Je suis issu d’une famille de musiciens professionnels. Mon père Yves d’Hau a occupé le poste de basson solo à l’Orchestre de Liège, puis à l’Orchestre de Paris où il jouait aussi le contrebasson. Il était fréquent que je m’asseye sur la chaise d’orchestre a côté de mon père pendant les répétitions lors de la venue de chefs et solistes tels Kubelik, Giulini, Barenboïm, Bernstein, Stern, Perlman, Richter… J’ai étudié la trompette au Conservatoire de Rueil-Malmaison (CRR), et continue d’en jouer dans diverses formations à la manière d’un amateur assidu et passionné. J’ai eu la chance de rencontrer fréquemment Maurice André, grâce à Eric Aubier dont la rencontre a donné un sens à ma vie professionnelle, de même que Wynton Marsalis dès 1992, dont j’étais proche lors de mes études à New York et par la suite. J’ai également modestement contribué au développement du répertoire en suscitant des créations auprès des compositeurs français contemporains qui collaborent avec indéSENS depuis plus de quinze ans. Je connais donc la richesse des vents, et j’ai accès aux tout meilleurs instrumentistes. Nous formons une grande famille. Un lien invisible et solide nous relie tous. Je ne peux pas l’expliquer, mais j’ai l’impression de prendre ma place dans le continuum de la construction de cet édifice commencé au 19e siècle, par mon travail de fixation du répertoire. Je suis très attaché à cette idée de « préservation » patrimoniale de ce désormais riche répertoire, et de permettre ainsi sa transmission. Les concerts sont des instants éphémères, mais les enregistrements sont des photographies indélébiles, gravées à jamais. 

Avec mes amis de l’Orchestre de Paris, et de l’Opéra, tous les professeurs des CNSMDP et des grands conservatoires européens, nous menons cette entreprise de conservation, dont je n’aperçois pas réellement de fin d’ouvrage.

Rappelons que la pratique d’un instrument à vent développe nos aptitudes au contrôle de l’air, de la vibration. Nous sommes les voisins des chanteurs, avec les contraintes physiques et techniques de l’instrument en plus. La respiration c’est la vie !

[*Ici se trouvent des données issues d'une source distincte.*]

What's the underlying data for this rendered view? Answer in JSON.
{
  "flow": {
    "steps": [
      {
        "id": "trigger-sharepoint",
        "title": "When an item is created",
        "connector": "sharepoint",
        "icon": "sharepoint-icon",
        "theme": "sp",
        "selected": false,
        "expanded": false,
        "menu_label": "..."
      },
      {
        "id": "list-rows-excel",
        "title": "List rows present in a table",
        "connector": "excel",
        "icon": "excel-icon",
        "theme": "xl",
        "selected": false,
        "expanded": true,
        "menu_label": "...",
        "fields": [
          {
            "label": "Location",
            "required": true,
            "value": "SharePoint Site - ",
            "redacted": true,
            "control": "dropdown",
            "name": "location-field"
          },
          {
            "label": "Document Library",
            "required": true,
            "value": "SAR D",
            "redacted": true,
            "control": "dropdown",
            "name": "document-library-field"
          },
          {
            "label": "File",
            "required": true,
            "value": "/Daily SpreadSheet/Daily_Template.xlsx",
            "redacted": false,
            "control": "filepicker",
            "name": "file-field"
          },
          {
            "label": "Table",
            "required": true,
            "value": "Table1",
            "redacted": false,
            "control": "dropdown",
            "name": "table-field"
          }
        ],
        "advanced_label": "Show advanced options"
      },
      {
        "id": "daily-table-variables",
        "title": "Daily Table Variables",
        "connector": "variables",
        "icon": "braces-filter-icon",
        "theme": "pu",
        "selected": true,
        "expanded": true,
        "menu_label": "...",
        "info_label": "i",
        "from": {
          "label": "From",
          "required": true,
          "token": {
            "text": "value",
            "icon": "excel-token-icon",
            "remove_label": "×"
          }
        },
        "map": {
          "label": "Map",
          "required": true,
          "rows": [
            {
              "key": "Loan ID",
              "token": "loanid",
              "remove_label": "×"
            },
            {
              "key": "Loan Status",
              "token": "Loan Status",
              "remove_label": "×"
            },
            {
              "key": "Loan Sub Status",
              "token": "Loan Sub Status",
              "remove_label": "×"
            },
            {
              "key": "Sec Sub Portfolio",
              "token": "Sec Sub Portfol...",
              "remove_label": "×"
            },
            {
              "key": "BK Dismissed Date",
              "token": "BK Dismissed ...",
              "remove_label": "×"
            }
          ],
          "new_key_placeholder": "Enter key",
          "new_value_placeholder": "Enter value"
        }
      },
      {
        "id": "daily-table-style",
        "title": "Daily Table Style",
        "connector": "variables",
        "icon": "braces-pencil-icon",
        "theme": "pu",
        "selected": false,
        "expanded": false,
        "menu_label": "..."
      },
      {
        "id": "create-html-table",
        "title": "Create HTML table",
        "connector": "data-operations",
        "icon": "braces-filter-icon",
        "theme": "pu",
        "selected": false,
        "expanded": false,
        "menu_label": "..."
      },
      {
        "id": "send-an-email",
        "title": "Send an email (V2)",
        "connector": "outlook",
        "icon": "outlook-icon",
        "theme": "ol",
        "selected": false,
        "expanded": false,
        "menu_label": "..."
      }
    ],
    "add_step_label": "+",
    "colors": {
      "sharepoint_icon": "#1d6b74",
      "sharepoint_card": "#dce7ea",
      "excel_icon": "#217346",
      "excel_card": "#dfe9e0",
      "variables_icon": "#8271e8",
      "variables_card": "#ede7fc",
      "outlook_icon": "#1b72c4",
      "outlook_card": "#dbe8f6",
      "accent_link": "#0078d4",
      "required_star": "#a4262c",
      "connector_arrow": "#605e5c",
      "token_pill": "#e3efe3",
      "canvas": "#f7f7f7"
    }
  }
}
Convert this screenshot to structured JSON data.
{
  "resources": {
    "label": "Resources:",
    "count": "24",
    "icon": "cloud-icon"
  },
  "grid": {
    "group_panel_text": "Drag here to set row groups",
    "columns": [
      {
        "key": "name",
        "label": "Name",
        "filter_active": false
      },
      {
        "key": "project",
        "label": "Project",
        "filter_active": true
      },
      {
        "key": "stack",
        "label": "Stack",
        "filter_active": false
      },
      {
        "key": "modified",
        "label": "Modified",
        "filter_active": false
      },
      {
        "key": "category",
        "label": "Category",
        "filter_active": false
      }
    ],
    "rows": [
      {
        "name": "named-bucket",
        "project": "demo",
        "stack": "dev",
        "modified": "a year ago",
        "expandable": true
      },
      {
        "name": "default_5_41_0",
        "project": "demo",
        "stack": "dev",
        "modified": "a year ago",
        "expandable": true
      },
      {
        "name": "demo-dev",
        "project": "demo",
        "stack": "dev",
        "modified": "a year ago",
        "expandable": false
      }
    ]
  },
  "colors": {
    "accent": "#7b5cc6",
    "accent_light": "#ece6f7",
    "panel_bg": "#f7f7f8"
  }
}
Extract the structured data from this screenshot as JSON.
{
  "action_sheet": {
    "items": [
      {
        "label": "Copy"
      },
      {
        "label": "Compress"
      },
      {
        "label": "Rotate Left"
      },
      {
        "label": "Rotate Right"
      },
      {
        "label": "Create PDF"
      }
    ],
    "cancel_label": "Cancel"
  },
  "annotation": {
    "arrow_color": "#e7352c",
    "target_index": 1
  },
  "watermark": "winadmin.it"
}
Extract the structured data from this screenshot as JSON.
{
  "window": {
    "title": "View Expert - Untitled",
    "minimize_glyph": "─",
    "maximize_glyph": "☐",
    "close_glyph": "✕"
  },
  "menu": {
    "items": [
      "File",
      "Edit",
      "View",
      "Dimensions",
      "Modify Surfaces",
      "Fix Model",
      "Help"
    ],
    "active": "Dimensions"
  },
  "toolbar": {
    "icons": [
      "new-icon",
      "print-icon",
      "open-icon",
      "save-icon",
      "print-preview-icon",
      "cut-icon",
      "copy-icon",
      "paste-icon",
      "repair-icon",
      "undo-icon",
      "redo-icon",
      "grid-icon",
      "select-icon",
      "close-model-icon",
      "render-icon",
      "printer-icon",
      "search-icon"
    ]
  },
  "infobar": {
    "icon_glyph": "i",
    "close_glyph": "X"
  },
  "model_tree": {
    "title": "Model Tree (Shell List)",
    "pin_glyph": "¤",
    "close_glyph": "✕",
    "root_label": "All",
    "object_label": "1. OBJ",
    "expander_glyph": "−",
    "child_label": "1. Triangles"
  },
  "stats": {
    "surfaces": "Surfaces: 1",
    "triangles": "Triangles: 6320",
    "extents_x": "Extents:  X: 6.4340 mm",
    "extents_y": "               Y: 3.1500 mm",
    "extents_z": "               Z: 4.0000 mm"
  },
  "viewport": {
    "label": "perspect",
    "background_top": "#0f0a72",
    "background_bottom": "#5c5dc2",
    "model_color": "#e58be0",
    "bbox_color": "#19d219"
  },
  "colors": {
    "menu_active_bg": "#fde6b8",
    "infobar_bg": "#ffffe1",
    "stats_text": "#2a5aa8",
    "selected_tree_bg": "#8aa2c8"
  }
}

Parfois la musique française et ses raretés ont un meilleur accueil à l’étranger qu’à l'intérieur des frontières françaises. Est-ce que vous remarquez cet attrait international pour le patrimoine musical hexagonal ? 

Nul n’est prophète en son pays ! Je vous remercie de mettre l’accent sur cet aspect. Je voyage chaque année en Asie (hors pandémie) et je vous assure que notre « école française des vents » est adulée par les Japonais, Coréens, Hong Kongais, Taïwanais. Même phénomène en Amérique du Sud où nos instrumentistes développent de vrais réseaux de concerts et master-classes. Certains Français animent des académies musicales au Japon ou en Corée du Sud et s’y rendent 4 ou 5 fois par an. Ils se produisent sur les grandes scènes japonaises comme Suntory Hall (Tokyo). Je ne me souviens pas qu’un soliste à vent français ai été invité à se produire dans la grande salle de la Philharmonie à Paris. La culture et la pratique des instruments à vents par les asiatiques -japonais notamment- est colossale. Dans le sillage de la formation Tokyo Koseï, un des meilleurs orchestres d’harmonie professionnel au monde, l’association All Japan Band organise un concours annuel qui rassemble 14.000 orchestres d’harmonie, mettant en compétition 800.000 musiciens ! Il existe des magazines mensuels ou bi-mensuels à fort tirage papier (environ 40.000) exclusivement dédiés à la flute, au saxophone, aux cuivres… Chacune de ces publications à un tirage supérieur à nos magazines vieillissants.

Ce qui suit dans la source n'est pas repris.